Published:July 30, 2019

My First Computer

My first computer was a Tandy Color Computer 3; a machine that would play game cartridges. If you booted without a cartridge, you entered, what we would now call, a REPL for Extended Color BASIC 2. This was some of my earliest introduction to both gaming and programming. The manual that was included promised it would teach you:

It didn't have any storage so any programes were wiped out when you turned off the machine. I remember wanting to show off a program that was a simple animation of a Yo-Yo. I had to plug the computer into my Grandparents TV and retype the program while everyone waited. Later, I got an adapter that would let me save programs to an audio cassette.

Early Programming

Most of my early "programming" experience was typing in programs from magazines and books into GW-BASIC on my grandmothers 286 PC. Later, in Highschool I graduated to using Borland C++ 5 on my own Pentium MMX PC. I remember creating some horribly memory inefficient programs for creating and editing game assets.

College

I attended Wichita State University where I learned why my previous projects were so inefficient as well as pointers, algorithms and data structures. The main language we were taught in at the time was C. We only had one semester each of Java and C++. Lisp and Assembly were packed into the same semester. Javascript wasn't mentioned and C# didn't exist.
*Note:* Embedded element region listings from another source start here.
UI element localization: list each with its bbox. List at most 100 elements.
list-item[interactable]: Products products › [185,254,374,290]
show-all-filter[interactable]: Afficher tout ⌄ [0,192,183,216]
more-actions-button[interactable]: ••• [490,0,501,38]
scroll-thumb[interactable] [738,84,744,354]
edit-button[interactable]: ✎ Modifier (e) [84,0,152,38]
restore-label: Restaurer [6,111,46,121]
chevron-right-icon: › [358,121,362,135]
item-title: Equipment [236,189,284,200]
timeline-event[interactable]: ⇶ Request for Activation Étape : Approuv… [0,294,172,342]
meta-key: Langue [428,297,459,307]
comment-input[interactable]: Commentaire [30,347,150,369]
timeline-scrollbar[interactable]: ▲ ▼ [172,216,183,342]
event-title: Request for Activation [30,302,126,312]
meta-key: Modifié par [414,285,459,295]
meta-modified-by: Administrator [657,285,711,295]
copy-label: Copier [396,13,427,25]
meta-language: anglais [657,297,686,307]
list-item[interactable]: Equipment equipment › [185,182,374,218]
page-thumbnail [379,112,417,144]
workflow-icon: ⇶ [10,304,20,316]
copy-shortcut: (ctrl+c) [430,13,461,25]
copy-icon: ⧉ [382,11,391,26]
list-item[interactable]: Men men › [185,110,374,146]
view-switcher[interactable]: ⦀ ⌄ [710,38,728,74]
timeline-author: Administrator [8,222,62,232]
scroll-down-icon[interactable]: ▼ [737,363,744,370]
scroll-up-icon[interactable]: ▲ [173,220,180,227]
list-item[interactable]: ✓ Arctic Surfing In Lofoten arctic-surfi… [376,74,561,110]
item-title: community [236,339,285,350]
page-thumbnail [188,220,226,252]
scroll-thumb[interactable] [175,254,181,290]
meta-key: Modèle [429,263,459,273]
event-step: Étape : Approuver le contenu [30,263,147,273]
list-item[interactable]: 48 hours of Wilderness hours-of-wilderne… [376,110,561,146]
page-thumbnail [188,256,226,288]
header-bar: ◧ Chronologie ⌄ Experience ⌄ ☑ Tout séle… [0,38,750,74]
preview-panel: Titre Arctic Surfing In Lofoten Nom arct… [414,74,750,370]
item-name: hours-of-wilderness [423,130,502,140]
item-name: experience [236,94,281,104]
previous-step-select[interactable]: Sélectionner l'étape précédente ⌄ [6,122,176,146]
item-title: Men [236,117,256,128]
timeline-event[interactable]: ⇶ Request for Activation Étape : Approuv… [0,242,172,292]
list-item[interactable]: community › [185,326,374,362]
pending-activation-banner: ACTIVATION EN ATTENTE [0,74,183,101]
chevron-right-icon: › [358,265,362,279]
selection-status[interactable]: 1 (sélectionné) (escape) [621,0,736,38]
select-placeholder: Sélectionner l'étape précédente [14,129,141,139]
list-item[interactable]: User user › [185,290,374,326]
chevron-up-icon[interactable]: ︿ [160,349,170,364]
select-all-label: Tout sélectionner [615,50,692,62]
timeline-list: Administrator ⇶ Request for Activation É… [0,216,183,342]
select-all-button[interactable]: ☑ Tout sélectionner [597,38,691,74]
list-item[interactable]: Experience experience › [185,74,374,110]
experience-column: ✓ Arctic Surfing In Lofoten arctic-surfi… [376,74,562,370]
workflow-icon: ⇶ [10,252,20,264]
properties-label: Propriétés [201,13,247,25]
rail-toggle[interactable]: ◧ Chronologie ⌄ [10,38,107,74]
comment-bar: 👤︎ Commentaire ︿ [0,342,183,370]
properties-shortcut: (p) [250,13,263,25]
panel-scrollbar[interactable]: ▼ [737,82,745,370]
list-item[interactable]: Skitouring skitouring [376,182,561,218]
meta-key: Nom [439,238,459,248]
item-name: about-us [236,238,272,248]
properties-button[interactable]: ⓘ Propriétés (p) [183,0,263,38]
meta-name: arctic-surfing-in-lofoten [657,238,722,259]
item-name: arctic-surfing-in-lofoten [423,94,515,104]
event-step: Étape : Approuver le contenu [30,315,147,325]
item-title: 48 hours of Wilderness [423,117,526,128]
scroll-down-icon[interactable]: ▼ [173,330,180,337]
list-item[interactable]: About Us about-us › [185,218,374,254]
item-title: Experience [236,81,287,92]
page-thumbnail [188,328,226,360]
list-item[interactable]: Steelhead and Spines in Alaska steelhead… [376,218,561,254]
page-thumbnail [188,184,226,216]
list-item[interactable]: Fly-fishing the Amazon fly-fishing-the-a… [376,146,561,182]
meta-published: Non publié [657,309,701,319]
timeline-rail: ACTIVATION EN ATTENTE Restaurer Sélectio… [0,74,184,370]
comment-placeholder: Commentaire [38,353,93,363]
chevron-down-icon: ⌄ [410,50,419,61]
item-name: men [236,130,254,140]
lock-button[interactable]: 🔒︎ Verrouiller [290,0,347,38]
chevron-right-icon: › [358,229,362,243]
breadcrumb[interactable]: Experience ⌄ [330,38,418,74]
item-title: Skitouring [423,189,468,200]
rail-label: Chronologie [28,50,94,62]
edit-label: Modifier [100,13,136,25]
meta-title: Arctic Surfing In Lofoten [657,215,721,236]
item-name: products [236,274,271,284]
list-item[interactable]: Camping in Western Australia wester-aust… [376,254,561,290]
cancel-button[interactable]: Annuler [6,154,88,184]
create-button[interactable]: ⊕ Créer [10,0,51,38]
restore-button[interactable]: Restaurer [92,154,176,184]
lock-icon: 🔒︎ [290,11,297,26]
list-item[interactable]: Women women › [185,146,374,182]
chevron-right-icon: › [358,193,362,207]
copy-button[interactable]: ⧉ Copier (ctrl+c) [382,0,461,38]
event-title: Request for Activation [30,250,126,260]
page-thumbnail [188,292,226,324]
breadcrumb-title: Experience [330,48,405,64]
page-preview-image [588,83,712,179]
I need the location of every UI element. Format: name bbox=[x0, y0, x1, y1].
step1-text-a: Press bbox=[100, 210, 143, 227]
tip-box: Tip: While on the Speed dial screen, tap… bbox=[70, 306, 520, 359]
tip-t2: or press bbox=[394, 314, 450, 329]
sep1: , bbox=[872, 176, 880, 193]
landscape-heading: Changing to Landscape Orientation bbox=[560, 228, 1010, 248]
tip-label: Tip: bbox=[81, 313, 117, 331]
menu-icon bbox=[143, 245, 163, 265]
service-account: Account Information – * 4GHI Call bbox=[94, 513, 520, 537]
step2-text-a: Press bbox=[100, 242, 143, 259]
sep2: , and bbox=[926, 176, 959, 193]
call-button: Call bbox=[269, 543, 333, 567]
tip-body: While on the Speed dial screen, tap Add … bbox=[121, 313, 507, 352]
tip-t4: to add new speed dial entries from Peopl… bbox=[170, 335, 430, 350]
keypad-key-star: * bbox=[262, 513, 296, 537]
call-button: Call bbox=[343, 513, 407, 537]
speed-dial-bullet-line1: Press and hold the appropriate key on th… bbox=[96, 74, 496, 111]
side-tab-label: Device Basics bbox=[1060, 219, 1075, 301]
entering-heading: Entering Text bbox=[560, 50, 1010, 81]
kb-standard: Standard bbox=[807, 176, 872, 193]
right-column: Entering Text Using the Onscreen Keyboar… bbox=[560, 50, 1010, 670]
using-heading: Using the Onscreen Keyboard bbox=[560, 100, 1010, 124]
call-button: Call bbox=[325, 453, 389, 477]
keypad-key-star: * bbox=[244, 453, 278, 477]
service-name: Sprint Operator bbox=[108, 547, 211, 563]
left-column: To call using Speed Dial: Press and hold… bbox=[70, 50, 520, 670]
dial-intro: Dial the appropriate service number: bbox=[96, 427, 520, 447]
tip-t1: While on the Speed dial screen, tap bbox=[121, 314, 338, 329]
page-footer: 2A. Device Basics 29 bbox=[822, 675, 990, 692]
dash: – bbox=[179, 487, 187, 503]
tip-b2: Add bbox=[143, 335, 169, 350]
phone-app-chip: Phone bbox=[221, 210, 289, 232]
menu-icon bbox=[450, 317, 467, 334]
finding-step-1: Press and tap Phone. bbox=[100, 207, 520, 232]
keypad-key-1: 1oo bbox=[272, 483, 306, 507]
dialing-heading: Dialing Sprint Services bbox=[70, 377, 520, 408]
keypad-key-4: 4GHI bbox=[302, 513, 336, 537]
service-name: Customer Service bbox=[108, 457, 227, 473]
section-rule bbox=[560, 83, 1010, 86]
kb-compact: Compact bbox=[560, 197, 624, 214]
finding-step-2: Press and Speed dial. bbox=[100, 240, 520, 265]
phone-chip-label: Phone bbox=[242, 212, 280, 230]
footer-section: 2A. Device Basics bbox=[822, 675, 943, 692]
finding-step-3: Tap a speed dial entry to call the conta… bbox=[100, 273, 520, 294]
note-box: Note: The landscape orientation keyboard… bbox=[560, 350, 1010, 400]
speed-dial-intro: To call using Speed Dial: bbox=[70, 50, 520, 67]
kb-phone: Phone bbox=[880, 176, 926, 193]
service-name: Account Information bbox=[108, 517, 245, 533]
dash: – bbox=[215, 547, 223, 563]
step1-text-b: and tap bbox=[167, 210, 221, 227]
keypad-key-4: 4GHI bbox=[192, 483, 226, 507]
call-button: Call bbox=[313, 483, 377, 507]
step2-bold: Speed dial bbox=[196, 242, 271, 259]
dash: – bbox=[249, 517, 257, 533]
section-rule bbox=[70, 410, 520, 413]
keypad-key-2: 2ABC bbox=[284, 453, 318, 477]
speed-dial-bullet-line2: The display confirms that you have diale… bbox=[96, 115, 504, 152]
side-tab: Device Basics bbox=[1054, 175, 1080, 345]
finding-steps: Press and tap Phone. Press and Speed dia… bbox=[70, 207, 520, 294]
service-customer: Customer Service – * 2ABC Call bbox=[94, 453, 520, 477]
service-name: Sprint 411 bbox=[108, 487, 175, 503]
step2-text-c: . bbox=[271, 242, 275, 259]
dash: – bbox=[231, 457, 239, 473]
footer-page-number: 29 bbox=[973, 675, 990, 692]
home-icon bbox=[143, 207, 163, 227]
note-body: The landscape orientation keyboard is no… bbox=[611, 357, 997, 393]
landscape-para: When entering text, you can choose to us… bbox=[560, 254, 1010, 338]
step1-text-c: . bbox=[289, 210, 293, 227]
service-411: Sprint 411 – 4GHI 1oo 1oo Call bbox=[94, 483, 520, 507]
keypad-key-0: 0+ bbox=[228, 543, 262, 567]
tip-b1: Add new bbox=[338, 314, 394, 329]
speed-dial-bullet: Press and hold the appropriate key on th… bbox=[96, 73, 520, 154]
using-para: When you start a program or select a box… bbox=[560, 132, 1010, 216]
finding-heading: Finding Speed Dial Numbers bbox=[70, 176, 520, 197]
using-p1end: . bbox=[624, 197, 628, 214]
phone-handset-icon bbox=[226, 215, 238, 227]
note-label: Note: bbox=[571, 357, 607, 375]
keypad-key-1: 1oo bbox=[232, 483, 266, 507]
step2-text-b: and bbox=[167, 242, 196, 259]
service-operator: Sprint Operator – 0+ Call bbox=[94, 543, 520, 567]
I remember thinking, that programming wasn't really taught. We were taught syntax and data structures, but how you logically break down a problem so a computer can solve it wasn't covered. Learning was mostly done by doing. Writing the significant number of programs was how we developed our skills. Most people passed the early classes or transfered to another major; there were few failures. Even with formal education it still feels as though I am self taught.

Professional History

Professionally, I have worked in many industries: medical, communications, education and HR/Payroll. In all of these, I try to continue my self learning and improvement. I have learned and used many languages and technologies. Some still alive. Some completly dead. R.I.P. Silverlight.

The only constant in all these was change and continual learning. Hopefully, this site will be another vector for me to grow and learn. If I am lucky, others can learn from what I put here as well.